Fair TradeThough you may find it an interesting exercise in introspection to try to figure out why you’re squicked out by the exchange of sex for what we might call “high level” professional services, I don’t think you should feel compelled to do so because there isn’t anything “wrong” with your feeling that way.  Now, I suspect that the reason is some sort of entanglement with the idea of a powerful person demanding sexual services as payment for a favor; I think we can agree that a cop saying, “Give me sex or I’ll arrest you”, or a company boss saying, “Give me sex or I’ll fire you and destroy your career”, are forms of rape.  And though I don’t agree that for a professional who does not have actual power over a person to offer valuable and/or expensive services in exchange for sex is morally wrong, I can imagine circumstances in which the line would be mighty thin; for example, the only doctor in a remote village demanding sex and refusing any other form of payment from an extremely ill woman in dire poverty without means of travel to find a different doctor.  So it’s not at all surprising that the one type of interaction could “cross-contaminate” the other in your psyche.
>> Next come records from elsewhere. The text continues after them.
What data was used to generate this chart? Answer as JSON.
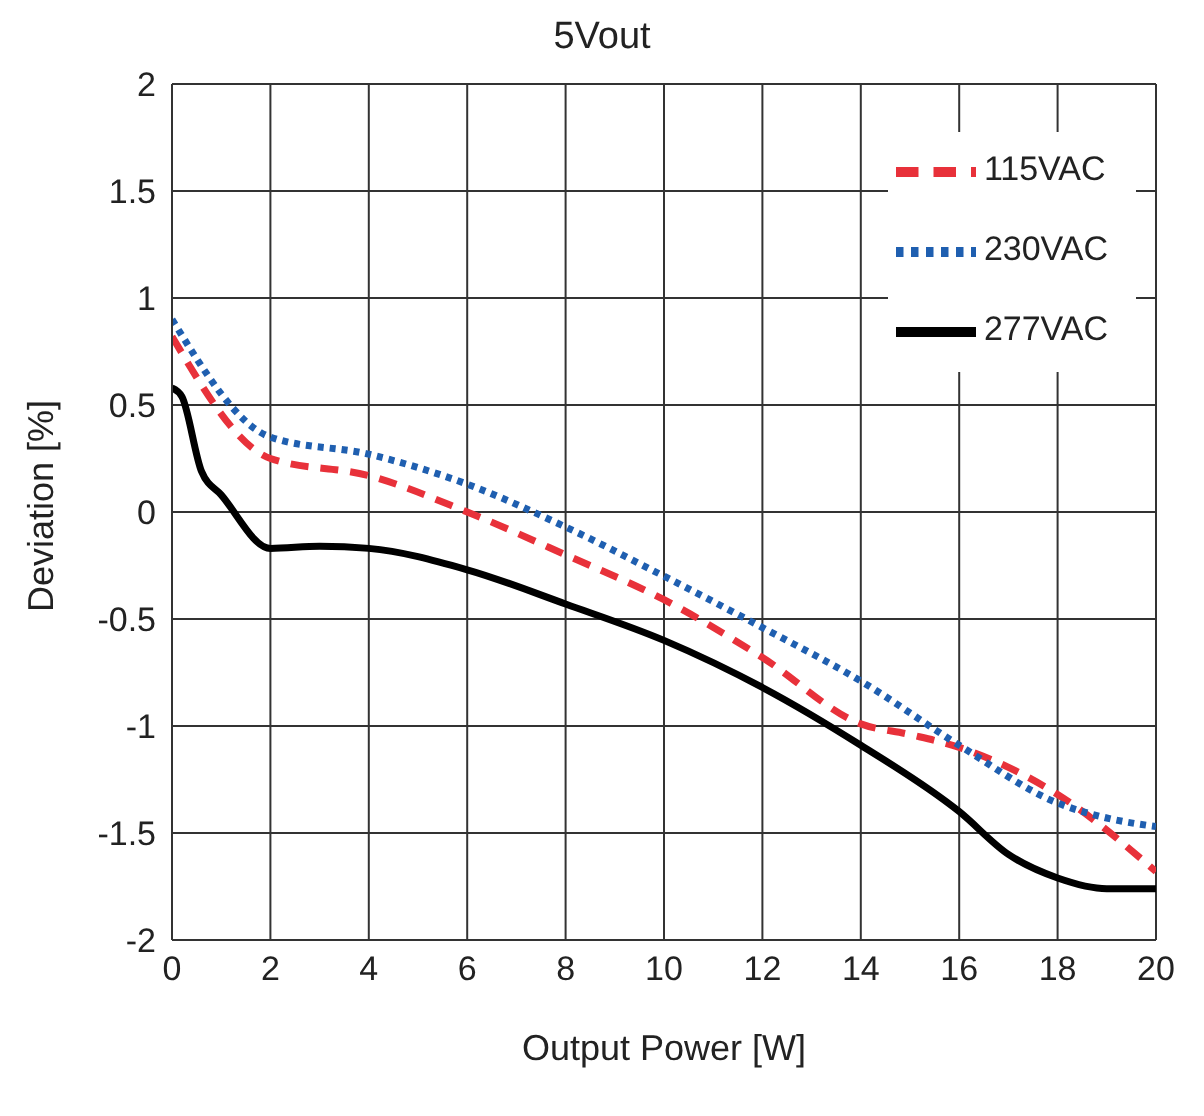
{
  "chart_data": {
    "type": "line",
    "title": "5Vout",
    "xlabel": "Output Power [W]",
    "ylabel": "Deviation [%]",
    "xlim": [
      0,
      20
    ],
    "xticks": [
      0,
      2,
      4,
      6,
      8,
      10,
      12,
      14,
      16,
      18,
      20
    ],
    "ylim": [
      -2,
      2
    ],
    "yticks": [
      -2,
      -1.5,
      -1,
      -0.5,
      0,
      0.5,
      1,
      1.5,
      2
    ],
    "grid": true,
    "legend": "top right",
    "marker": "none",
    "series": [
      {
        "name": "115VAC",
        "color": "#e8313a",
        "line_style": "dashed",
        "x": [
          0,
          2,
          4,
          6,
          8,
          10,
          12,
          14,
          15,
          16,
          18,
          20
        ],
        "values": [
          0.82,
          0.25,
          0.17,
          0.0,
          -0.2,
          -0.41,
          -0.68,
          -0.99,
          -1.04,
          -1.1,
          -1.32,
          -1.68
        ]
      },
      {
        "name": "230VAC",
        "color": "#1f5fb0",
        "line_style": "dotted",
        "x": [
          0,
          2,
          4,
          6,
          8,
          10,
          12,
          14,
          16,
          18,
          19,
          20
        ],
        "values": [
          0.9,
          0.35,
          0.27,
          0.13,
          -0.07,
          -0.3,
          -0.54,
          -0.79,
          -1.09,
          -1.36,
          -1.43,
          -1.47
        ]
      },
      {
        "name": "277VAC",
        "color": "#000000",
        "line_style": "solid",
        "x": [
          0,
          0.2,
          0.6,
          1,
          2,
          3,
          4,
          6,
          8,
          10,
          12,
          14,
          16,
          17,
          18,
          19,
          20
        ],
        "values": [
          0.58,
          0.54,
          0.19,
          0.08,
          -0.17,
          -0.16,
          -0.17,
          -0.27,
          -0.43,
          -0.6,
          -0.82,
          -1.09,
          -1.4,
          -1.6,
          -1.71,
          -1.76,
          -1.76
        ]
      }
    ]
  }
}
However, it doesn’t actually matter why you feel squicked out by that particular interaction, as long as you respect the right of others not to feel that way.  As I wrote in “Out of the Dark”, “The human brain is not rational, and we don’t get to choose what turns us on….sexual likes, dislikes, kinks and fetishes emerge by mysterious paths from the murky swamp we carry deep in our brains, and there’s no known way to reroute those pathways once they’re established.”  Lots of people are squicked out by the fact that I have sex for money with strange men, some of whom may be extremely physically unattractive; others are uncomfortable with my bisexuality, or with the fact that I’m extremely turned on by some kinds of BDSM.  At the same time, I’m unmoved or even turned off by other kinds of BDSM, and also by some vanilla sex acts that millions of people enjoy.  And that’s all perfectly OK, as long as everyone respects everyone else’s right to have different feelings and refrains from inflicting violence on them or otherwise trying to persecute them, such as by lobbying for laws (enforced by violent thugs) to criminalize behaviors not because they objectively harm others, but merely because they don’t like them.  The most important thing to remember is that aversions and squickouts are properties of individual psyches, not of the things those individuals are squicked out by; they are personal idiosyncrasies, and therefore harmless and not really a cause for concern unless they cause one distress or drive him to act in a way that abrogates the rights of others.